According to Robinett and LaFontaine, the building was considered extravagant by the CIB.
"Can we make the building a little cheaper," said East Carbon councilmember Joyce Caviness. "I think if we sit down with the architect we can cut some corners and get it back down to $1.6 million."
No matter what the building costs, the mayor indicated that he believes the CIB will require the two cites to take some financial responsibility for the construction of the building.
"There are other funding options for this loan portion," said LaFontaine. "I think if both cities went before the USDA we could make some headway. And if we can go before the county and they hold up their part of the bargian then it's a done deal."
Councilmember David Maggio voiced strong feelings regarding the county's involvement in the project.
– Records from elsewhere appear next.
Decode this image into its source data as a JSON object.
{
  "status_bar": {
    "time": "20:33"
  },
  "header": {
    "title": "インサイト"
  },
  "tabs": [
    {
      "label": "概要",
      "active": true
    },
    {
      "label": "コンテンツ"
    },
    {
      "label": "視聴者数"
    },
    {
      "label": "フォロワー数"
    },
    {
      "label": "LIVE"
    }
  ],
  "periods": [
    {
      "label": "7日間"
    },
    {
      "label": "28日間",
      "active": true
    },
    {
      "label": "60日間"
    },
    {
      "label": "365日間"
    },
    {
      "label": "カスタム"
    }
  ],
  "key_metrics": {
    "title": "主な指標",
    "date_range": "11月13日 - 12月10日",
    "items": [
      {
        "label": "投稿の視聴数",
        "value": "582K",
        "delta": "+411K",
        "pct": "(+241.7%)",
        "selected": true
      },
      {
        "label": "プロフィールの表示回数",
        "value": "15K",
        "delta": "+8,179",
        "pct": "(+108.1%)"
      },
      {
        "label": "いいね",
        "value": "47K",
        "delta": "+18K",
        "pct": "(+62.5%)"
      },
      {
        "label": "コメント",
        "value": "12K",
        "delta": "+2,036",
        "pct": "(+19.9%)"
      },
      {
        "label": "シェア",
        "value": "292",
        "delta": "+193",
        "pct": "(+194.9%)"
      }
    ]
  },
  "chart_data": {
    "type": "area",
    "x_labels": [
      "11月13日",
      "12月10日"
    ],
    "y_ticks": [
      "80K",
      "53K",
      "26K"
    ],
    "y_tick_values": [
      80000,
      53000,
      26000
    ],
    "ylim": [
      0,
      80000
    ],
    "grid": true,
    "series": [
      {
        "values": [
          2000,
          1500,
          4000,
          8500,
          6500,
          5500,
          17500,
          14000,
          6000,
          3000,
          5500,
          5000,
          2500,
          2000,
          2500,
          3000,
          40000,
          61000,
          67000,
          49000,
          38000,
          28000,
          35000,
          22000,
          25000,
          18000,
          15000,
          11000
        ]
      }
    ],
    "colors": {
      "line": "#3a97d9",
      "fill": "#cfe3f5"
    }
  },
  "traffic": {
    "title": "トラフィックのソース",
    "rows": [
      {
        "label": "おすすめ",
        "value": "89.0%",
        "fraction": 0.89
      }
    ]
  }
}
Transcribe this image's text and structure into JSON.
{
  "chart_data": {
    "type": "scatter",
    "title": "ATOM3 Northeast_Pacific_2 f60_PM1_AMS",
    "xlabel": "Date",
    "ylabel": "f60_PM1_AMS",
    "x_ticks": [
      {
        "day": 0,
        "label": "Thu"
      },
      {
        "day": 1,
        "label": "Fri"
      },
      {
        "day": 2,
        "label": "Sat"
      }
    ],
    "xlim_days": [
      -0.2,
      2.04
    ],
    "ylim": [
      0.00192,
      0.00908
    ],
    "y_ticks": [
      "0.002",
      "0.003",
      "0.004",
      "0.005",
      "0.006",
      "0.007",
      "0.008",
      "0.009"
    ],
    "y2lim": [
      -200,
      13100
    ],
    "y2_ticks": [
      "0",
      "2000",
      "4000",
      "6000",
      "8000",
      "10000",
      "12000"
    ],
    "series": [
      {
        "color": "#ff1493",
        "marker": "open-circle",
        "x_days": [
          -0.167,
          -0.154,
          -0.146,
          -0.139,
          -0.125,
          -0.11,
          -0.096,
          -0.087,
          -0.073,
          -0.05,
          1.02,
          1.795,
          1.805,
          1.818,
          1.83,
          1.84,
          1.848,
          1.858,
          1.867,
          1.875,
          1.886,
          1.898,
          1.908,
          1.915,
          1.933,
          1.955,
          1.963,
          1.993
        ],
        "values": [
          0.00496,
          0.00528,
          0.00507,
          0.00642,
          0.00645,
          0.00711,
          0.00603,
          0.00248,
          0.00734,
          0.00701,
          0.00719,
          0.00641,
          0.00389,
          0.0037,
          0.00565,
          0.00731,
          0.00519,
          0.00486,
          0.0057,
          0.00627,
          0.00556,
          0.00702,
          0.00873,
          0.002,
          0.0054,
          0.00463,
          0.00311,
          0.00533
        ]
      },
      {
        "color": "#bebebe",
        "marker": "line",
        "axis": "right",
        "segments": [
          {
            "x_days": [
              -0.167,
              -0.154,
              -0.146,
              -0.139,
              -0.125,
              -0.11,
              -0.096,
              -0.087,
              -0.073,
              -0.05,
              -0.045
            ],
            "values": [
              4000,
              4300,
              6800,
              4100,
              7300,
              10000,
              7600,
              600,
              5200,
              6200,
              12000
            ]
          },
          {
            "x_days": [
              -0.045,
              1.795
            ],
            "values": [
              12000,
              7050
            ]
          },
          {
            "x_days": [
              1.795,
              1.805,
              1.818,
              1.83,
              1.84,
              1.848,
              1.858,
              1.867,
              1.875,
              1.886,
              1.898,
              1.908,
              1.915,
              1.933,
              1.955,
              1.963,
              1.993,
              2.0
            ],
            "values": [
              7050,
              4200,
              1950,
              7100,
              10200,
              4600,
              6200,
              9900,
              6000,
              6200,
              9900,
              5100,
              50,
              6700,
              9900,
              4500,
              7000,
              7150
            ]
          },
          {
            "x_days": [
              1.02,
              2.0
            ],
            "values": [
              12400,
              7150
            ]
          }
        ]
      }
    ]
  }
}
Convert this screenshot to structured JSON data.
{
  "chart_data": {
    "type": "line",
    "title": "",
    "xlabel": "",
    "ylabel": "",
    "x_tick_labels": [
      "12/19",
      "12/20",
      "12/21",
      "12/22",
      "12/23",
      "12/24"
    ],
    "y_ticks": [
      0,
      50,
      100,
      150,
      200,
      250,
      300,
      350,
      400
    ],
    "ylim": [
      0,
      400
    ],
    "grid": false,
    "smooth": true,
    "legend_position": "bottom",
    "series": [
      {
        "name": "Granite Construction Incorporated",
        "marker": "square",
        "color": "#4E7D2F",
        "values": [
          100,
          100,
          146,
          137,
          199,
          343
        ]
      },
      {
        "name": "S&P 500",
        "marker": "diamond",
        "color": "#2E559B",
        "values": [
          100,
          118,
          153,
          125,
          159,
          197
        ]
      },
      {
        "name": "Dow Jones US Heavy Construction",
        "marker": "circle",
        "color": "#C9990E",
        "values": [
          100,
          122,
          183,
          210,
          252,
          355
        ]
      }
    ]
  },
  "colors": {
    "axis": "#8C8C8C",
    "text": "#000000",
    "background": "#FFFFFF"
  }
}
"How much money does the county make on mineral rights? And how much do they plan on making in future? It seems to me that we are the other Carbon County down here. We are not the Carbon County with a multi-million dollar gun range and convention center. If $300,000 is the stop gap between us and this building then it should be a no brainer that we get it. We live in this county and we pay our taxes just the same as anyone and we deserve our fair share of the pie. If we have to go down there and demand it, then that is what we will do," stated Maggio.
The council made arrangements for Robinett, the mayor, citizens and councilmembers to approach the county commission.
"I have fought for this building from the beginning and it is my understanding that we have already been promised this money from the county, the $5,000 for payment from the fire contracts. I would not be here fighting like this if it wasn't for the ambulance. It is a must that it is moved out of that canyon. The citizens of this community are what matters to me. They are what is important," concluded Robinett.